The study focused on three genes, ORF3b, ORF6 and ORF8, of which gene sequences are significantly different from those of the SARS virus. Among these, it was found that the gene length of the ORF3b protein was clearly shorter in the new coronavirus than in the SARS virus.

Inhibition of interferon is associated with progression of COVID-19 pathology

Associate Professor Sato et al. analyzed the ORF3b protein of a virus similar to the new coronavirus identified in bats and pangolins, and the sequences of viral strains that are currently prevalent. More specifically, they exhaustively analyzed the sequences of more than 17,000 viruses that are prevalent in the world registered in a public database called "GISAID". As a result, a virus with a sequence in which the length of the ORF3b protein was partially extended was identified in Ecuador. This ORF3b mutant was found to exhibit stronger interferon inhibitory activity than ORF3b of the new coronavirus that is prevalent worldwide (Fig. 2).

From these results, Sato et al. suggested that the ORF3b protein of the new coronavirus has strong interferon inhibitory activity, and this may be associated with the pathophysiology of COVID19. They also found that the ORF3b mutant that appeared during the epidemic enhanced interferon inhibitory activity.

At present, however, only two such mutants have been detected in the more than 17,000 sequences analyzed. Moreover, evidence of increased pathogenicity of the new coronavirus has not been detected. Thus, Sato et al. believes it is extremely unlikely that such a mutant will appear and become a virulent strain. However, with the spread of the epidemic, it has been becoming apparent that various mutations are accumulating in the virus. Considering that it cannot be denied that mutants related to exacerbation of the disease, such as ORF3b mutants, may appear; it is believed that changes in the viral sequence should continuously be observed in the future.

Fig. 2

Fig. 2 The ORF3b protein of the new coronavirus is expected to be associated with the progression of the pathology of COVID-19.

The interferon inhibitory activity of the new coronavirus-related viral protein ORF3b is significantly higher than that of the SARS virus-related viral protein ORF3b.
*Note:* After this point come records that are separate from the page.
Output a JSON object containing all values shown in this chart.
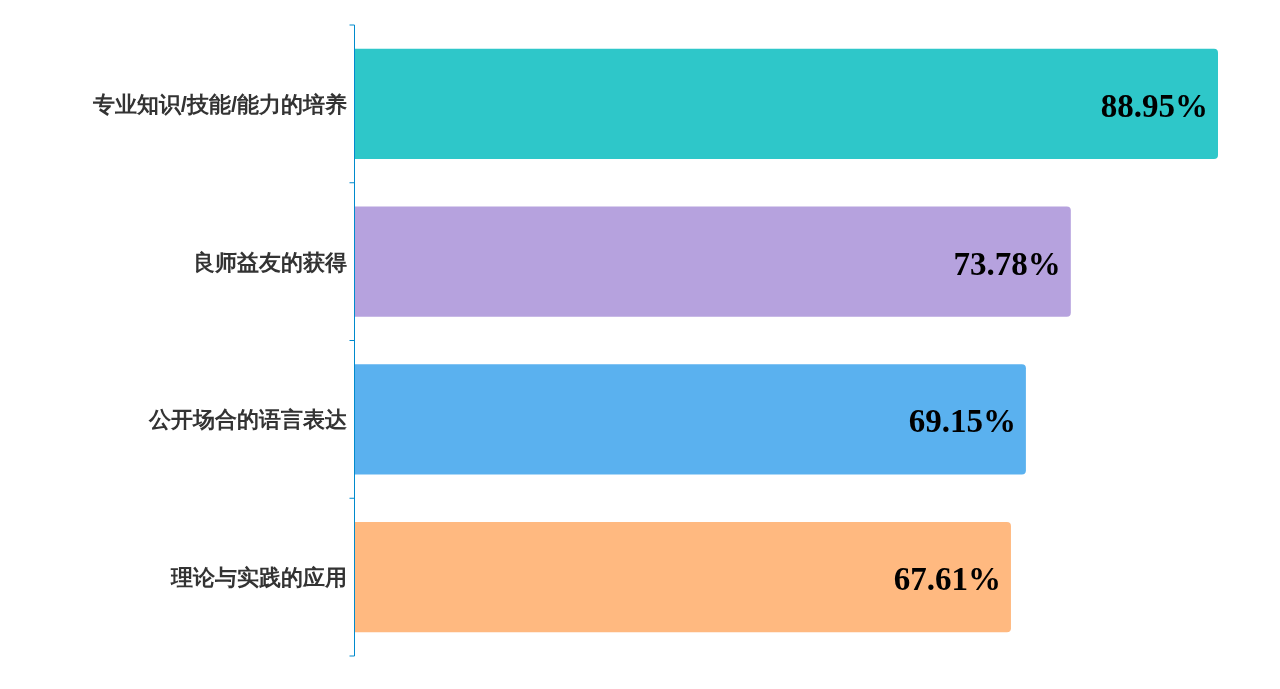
{
  "chart_data": {
    "type": "bar",
    "orientation": "horizontal",
    "categories": [
      "专业知识/技能/能力的培养",
      "良师益友的获得",
      "公开场合的语言表达",
      "理论与实践的应用"
    ],
    "values": [
      88.95,
      73.78,
      69.15,
      67.61
    ],
    "colors": [
      "#2ec7c9",
      "#b6a2de",
      "#5ab1ef",
      "#ffb980"
    ],
    "value_labels": [
      "88.95%",
      "73.78%",
      "69.15%",
      "67.61%"
    ]
  }
}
It was also found that among the new coronaviruses that are currently prevalent, mutants with enhanced interferon activity have emerged due to partial extension of the ORF3b gene length.

Hope for the development of transmission-blocking technologies and therapeutic agents that can treat any viral infection

Although the new coronavirus is said to have spread across species from bats to humans, only a few cases have been transmitted from bats to humans. In the future, Associate Professor Sato plans to elucidate how these differences in transmission and pathogenicity occur by comparing the genomes of viruses and conducting cell biology experiments. In particular, COVID-19 has led to rapid progress in open science: The virus has been immediately identified from infected persons, and the genome sequence has been released. Also, papers will be shared without awaiting peer review. As a result, research is expected to be accelerated. In the future, it is hoped that technologies that can prevent the transmission of any virus from wild animals to humans and therapeutic agents that stop the development of pathogenicity will be developed.